Operação prende líder de facção criminosa que atuava no norte da Bahia
Um homem apontado como líder do Comando Vermelho, facção criminosa que comandava o município de Senhor do Bonfim e exercia influência em toda a região norte da Bahia, foi preso na manhã desta quinta-feira, 5. O suspeito foi localizado durante uma operação realizada no município de Petrolina.
Prisão ocorreu na terceira fase da Operação Premium Mandatum
A captura integrou a terceira fase da Operação Premium Mandatum, deflagrada pelo Ministério Público da Bahia (MP-BA). Os agentes cumpriram um mandado de prisão em aberto contra o investigado, que estava foragido pelo crime de tráfico de drogas.
Durante a ação, o suspeito também foi preso em flagrante por posse ilegal de armas. No local, foram apreendidas quatro armas de fogo, entre espingardas e pistolas, além de munições e um aparelho celular. As medidas foram determinadas pela Vara Criminal da Comarca de Senhor do Bonfim.
Ação contou com forças de segurança de dois estados
A operação foi conduzida pelo Gaeco Norte e pela 3ª Promotoria de Justiça de Senhor do Bonfim, com apoio do Comando de Policiamento da Região Norte (CPR-N), do Batalhão Especializado de Policiamento do Interior (BEPI-PE) e da Companhia Independente de Policiamento Especializado Caatinga (Cipe-Caatinga).
A atuação integrada permitiu a localização do suspeito fora do estado da Bahia, ampliando o alcance da ofensiva contra a facção criminosa.
Fases anteriores atingiram núcleo financeiro do grupo
Os alvos da terceira fase da Operação Premium Mandatum não haviam sido localizados nas etapas anteriores da investigação. Nas duas primeiras fases, foram cumpridos sete mandados de prisão temporária e 13 mandados de busca e apreensão nos municípios de Senhor do Bonfim e Juazeiro, além de alvos no estado de Santa Catarina.
Na ocasião, os investigados ocupavam funções estratégicas na hierarquia da organização criminosa, atuando como líderes, gerentes e facilitadores do esquema. As etapas iniciais resultaram ainda na denúncia de 48 pessoas ligadas ao setor financeiro da facção e no bloqueio judicial de R$ 44 milhões.
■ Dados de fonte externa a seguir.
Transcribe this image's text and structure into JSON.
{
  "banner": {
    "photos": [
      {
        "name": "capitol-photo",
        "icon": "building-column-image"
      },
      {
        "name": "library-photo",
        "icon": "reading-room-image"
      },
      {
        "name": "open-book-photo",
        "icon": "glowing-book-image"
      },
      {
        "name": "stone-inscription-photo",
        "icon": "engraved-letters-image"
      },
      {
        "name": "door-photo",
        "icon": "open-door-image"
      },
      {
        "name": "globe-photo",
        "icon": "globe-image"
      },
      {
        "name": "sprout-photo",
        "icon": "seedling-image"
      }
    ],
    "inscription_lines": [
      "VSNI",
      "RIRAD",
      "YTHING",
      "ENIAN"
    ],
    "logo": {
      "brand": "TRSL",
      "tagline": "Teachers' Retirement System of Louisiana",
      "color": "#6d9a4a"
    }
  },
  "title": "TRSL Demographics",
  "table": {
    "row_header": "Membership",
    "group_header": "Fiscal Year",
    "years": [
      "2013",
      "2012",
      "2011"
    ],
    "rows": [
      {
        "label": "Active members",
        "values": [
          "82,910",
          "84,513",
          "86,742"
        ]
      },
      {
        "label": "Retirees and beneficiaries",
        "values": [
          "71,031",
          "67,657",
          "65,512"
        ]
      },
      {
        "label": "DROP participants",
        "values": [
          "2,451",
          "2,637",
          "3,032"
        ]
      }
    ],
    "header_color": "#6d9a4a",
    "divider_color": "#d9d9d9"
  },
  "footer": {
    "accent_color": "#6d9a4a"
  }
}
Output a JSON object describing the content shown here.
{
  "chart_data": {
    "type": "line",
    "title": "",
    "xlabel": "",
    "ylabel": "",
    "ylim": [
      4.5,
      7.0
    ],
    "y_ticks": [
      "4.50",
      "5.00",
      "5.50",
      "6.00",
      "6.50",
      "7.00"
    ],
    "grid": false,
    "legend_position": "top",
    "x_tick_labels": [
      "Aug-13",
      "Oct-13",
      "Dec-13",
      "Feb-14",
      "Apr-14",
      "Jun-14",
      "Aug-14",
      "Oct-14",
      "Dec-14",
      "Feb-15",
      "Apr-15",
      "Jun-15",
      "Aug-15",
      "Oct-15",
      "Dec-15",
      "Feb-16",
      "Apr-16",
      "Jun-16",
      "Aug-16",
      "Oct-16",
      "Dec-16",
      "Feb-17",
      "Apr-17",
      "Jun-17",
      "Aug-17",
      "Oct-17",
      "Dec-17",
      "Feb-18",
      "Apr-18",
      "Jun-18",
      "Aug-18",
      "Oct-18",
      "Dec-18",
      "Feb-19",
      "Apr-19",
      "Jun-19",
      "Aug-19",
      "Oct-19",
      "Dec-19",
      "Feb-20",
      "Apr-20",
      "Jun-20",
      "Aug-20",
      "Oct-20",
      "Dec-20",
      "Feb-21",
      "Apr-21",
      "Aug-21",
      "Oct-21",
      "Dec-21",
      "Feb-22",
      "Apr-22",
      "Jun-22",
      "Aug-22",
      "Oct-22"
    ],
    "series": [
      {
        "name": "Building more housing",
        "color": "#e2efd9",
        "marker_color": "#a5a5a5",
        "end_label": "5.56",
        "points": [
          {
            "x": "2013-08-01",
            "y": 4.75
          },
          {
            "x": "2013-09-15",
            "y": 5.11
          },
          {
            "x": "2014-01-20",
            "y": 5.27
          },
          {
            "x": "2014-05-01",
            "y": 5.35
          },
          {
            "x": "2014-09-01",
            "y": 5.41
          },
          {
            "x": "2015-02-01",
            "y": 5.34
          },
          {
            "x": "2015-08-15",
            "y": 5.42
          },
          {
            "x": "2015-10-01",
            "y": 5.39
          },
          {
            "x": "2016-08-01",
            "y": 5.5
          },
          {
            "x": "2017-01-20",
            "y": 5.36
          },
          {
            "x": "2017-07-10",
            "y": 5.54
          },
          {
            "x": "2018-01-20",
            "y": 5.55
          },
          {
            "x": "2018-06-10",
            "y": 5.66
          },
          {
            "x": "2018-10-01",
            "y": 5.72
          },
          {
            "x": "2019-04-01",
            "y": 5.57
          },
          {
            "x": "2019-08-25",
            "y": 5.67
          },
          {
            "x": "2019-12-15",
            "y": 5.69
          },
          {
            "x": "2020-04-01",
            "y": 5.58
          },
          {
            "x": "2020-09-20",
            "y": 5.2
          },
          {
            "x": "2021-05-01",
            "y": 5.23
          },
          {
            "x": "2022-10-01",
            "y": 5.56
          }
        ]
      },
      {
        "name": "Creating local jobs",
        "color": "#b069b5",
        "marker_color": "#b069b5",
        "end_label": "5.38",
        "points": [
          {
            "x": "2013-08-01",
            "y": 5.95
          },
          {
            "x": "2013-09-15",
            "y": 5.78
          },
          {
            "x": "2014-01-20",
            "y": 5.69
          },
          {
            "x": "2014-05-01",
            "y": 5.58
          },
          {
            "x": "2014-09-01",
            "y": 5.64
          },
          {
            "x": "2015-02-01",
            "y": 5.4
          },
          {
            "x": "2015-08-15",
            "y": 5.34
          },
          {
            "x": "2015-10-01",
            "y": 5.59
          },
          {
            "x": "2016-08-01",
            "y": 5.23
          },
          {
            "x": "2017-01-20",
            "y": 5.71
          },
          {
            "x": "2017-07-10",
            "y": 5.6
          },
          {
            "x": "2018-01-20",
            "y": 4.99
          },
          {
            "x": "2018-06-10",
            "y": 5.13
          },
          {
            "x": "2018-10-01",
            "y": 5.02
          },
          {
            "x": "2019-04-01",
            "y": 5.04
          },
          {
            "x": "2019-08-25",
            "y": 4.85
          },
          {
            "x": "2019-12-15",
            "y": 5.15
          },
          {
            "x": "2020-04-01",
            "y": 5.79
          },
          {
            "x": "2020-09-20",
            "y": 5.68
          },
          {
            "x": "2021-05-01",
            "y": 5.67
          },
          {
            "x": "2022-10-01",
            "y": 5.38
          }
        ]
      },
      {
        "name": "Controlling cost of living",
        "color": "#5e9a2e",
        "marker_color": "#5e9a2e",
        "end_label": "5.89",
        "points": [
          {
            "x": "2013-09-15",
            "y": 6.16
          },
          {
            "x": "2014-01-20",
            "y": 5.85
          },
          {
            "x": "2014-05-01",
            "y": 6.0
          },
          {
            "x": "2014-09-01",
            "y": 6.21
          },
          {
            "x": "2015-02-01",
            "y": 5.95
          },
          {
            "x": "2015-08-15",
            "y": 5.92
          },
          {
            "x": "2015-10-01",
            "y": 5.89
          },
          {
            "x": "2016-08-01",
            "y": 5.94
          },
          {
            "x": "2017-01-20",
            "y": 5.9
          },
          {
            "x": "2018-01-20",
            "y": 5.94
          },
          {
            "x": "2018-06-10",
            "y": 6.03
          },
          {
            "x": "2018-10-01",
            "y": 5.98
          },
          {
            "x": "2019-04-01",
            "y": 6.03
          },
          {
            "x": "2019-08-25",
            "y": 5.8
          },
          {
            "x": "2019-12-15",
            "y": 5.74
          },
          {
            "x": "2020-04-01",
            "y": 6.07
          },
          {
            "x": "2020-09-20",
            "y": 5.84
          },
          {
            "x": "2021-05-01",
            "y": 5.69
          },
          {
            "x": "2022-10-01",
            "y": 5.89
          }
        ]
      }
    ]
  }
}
Investigação busca desarticular lavagem de dinheiro
Com o material apreendido ao longo das três fases da operação, os investigadores têm como objetivo desarticular a rede de lavagem de dinheiro e responsabilizar todos os envolvidos na estrutura criminosa.
Facção possuía estrutura hierárquica definida
Segundo as investigações do Ministério Público da Bahia, a facção criminosa possuía uma estrutura hierárquica bem definida, com um comando estratégico que emitia ordens inclusive de dentro do sistema prisional.
Um dos líderes do grupo, mesmo encarcerado, continuava a comandar operações violentas, incluindo a determinação de execuções, além de gerenciar a logística do tráfico de drogas e do comércio ilegal de armas.
O esquema contava ainda com a participação de familiares, que atuavam de forma consciente como facilitadores, cedendo contas bancárias para pulverizar valores ilícitos e dificultar o rastreamento dos recursos pelas autoridades.